Question:
New Mexico Subscriber
Answer:
Codes 99281-99288 (Emergency department visit for the evaluation and management of a patient... ) are payable only if the described services are provided. If your physician sees a patient who is registered in the emergency department, she may use these emergency department visit codes for services which match the code description. She does not need to be assigned to the emergency department.If, however, your physician asks the patient to meet her in the emergency department as an alternative to the physician's office, and the patient isn't registered as a patient in the emergency department, your physician should bill an appropriate office/outpatient visit codes (99212-99215, Office or other outpatient visit for the evaluation and management of an established patient ...).
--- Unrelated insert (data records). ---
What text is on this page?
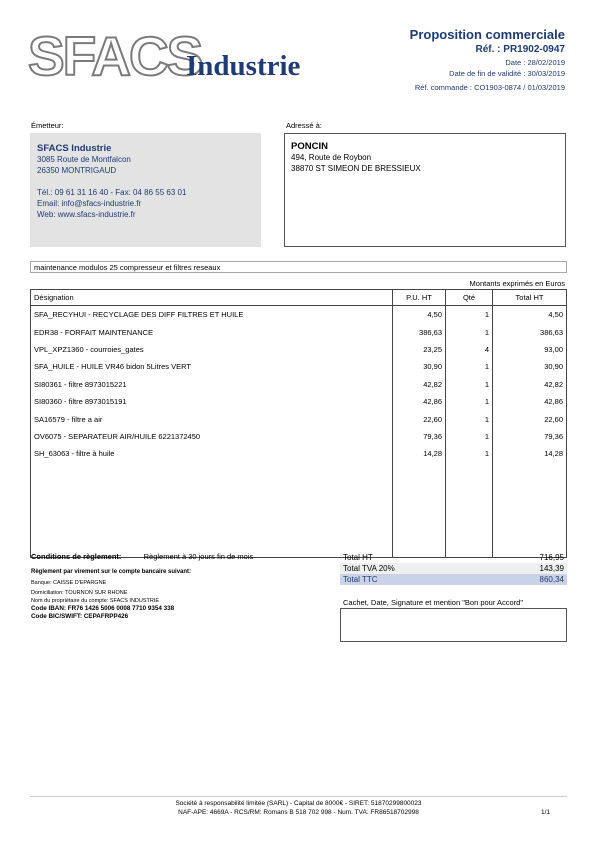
SFACS
Industrie
Proposition commerciale
Réf. : PR1902-0947
Date : 28/02/2019
Date de fin de validité : 30/03/2019
Réf. commande : CO1903-0874 / 01/03/2019
Émetteur:
SFACS Industrie
3085 Route de Montfalcon
26350 MONTRIGAUD
Tél.: 09 61 31 16 40 - Fax: 04 86 55 63 01
Email: info@sfacs-industrie.fr
Web: www.sfacs-industrie.fr
Adressé à:
PONCIN
494, Route de Roybon
38870 ST SIMEON DE BRESSIEUX
maintenance modulos 25 compresseur et filtres reseaux
Montants exprimés en Euros
Désignation	P.U. HT	Qté	Total HT
SFA_RECYHUI - RECYCLAGE DES DIFF FILTRES ET HUILE	4,50	1	4,50
EDR38 - FORFAIT MAINTENANCE	386,63	1	386,63
VPL_XPZ1360 - courroies_gates	23,25	4	93,00
SFA_HUILE - HUILE VR46 bidon 5Litres VERT	30,90	1	30,90
SI80361 - filtre 8973015221	42,82	1	42,82
SI80360 - filtre 8973015191	42,86	1	42,86
SA16579 - filtre a air	22,60	1	22,60
OV6075 - SEPARATEUR AIR/HUILE 6221372450	79,36	1	79,36
SH_63063 - filtre à huile	14,28	1	14,28

Conditions de règlement:	Règlement à 30 jours fin de mois
Règlement par virement sur le compte bancaire suivant:
Banque: CAISSE D'EPARGNE
Domiciliation: TOURNON SUR RHONE
Nom du propriétaire du compte: SFACS INDUSTRIE
Code IBAN: FR76 1426 5006 0008 7710 9354 338
Code BIC/SWIFT: CEPAFRPP426
Total HT	716,95
Total TVA 20%	143,39
Total TTC	860,34
Cachet, Date, Signature et mention "Bon pour Accord"
Société à responsabilité limitée (SARL) - Capital de 8000€ - SIRET: 51870299800023
NAF-APE: 4669A - RCS/RM: Romans B 518 702 998 - Num. TVA: FR86518702998	1/1
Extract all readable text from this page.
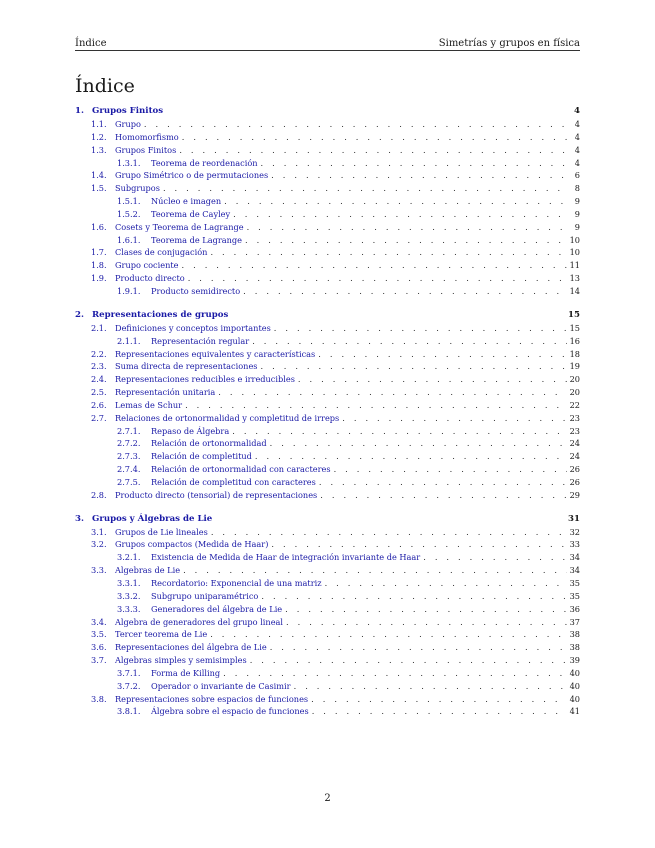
Índice	Simetrías y grupos en física
Índice
1. Grupos Finitos	4
1.1.	Grupo . . .	4
1.2.	Homomorfismo . . .	4
1.3.	Grupos Finitos . . .	4
1.3.1.	Teorema de reordenación . . .	4
1.4.	Grupo Simétrico o de permutaciones . . .	6
1.5.	Subgrupos . . .	8
1.5.1.	Núcleo e imagen . . .	9
1.5.2.	Teorema de Cayley . . .	9
1.6.	Cosets y Teorema de Lagrange . . .	9
1.6.1.	Teorema de Lagrange . . .	10
1.7.	Clases de conjugación . . .	10
1.8.	Grupo cociente . . .	11
1.9.	Producto directo . . .	13
1.9.1.	Producto semidirecto . . .	14
2. Representaciones de grupos	15
2.1.	Definiciones y conceptos importantes . . .	15
2.1.1.	Representación regular . . .	16
2.2.	Representaciones equivalentes y características . . .	18
2.3.	Suma directa de representaciones . . .	19
2.4.	Representaciones reducibles e irreducibles . . .	20
2.5.	Representación unitaria . . .	20
2.6.	Lemas de Schur . . .	22
2.7.	Relaciones de ortonormalidad y completitud de irreps . . .	23
2.7.1.	Repaso de Álgebra . . .	23
2.7.2.	Relación de ortonormalidad . . .	24
2.7.3.	Relación de completitud . . .	24
2.7.4.	Relación de ortonormalidad con caracteres . . .	26
2.7.5.	Relación de completitud con caracteres . . .	26
2.8.	Producto directo (tensorial) de representaciones . . .	29
3. Grupos y Álgebras de Lie	31
3.1.	Grupos de Lie lineales . . .	32
3.2.	Grupos compactos (Medida de Haar) . . .	33
3.2.1.	Existencia de Medida de Haar de integración invariante de Haar . . .	34
3.3.	Algebras de Lie . . .	34
3.3.1.	Recordatorio: Exponencial de una matriz . . .	35
3.3.2.	Subgrupo uniparamétrico . . .	35
3.3.3.	Generadores del álgebra de Lie . . .	36
3.4.	Algebra de generadores del grupo lineal . . .	37
3.5.	Tercer teorema de Lie . . .	38
3.6.	Representaciones del álgebra de Lie . . .	38
3.7.	Algebras simples y semisimples . . .	39
3.7.1.	Forma de Killing . . .	40
3.7.2.	Operador o invariante de Casimir . . .	40
3.8.	Representaciones sobre espacios de funciones . . .	40
3.8.1.	Álgebra sobre el espacio de funciones . . .	41
2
If the ED physician asks your physician to evaluate a given patient, your physician should bill a consultation (99251-99255, Inpatient consultation for a new or established patient ...) (if the criteria for consultation are met). If the criteria are not met, and the patient is discharged from the emergency department or is admitted to the hospital by another physician, then your physician should bill an emergency department visit. If she admits the patient to the hospital and the criteria for a consultation aren't met, she should bill an initial hospital care code (99221-99223, Initial hospital care, per day, for the evaluation and management of a patient ...).
Note:
Typically, a lower-level emergency department code is reported for a nonemergency condition.Example:
If Mr. Smith is admitted to the hospital by your physician, then she should bill only the appropriate level of the initial hospital care (99221-99223). All E/M services provided by her in conjunction with the admission are part of the initial hospital care (when performed on the same date as the admission). The ED physician who saw the patient in the emergency department will then bill the appropriate level of the ED codes.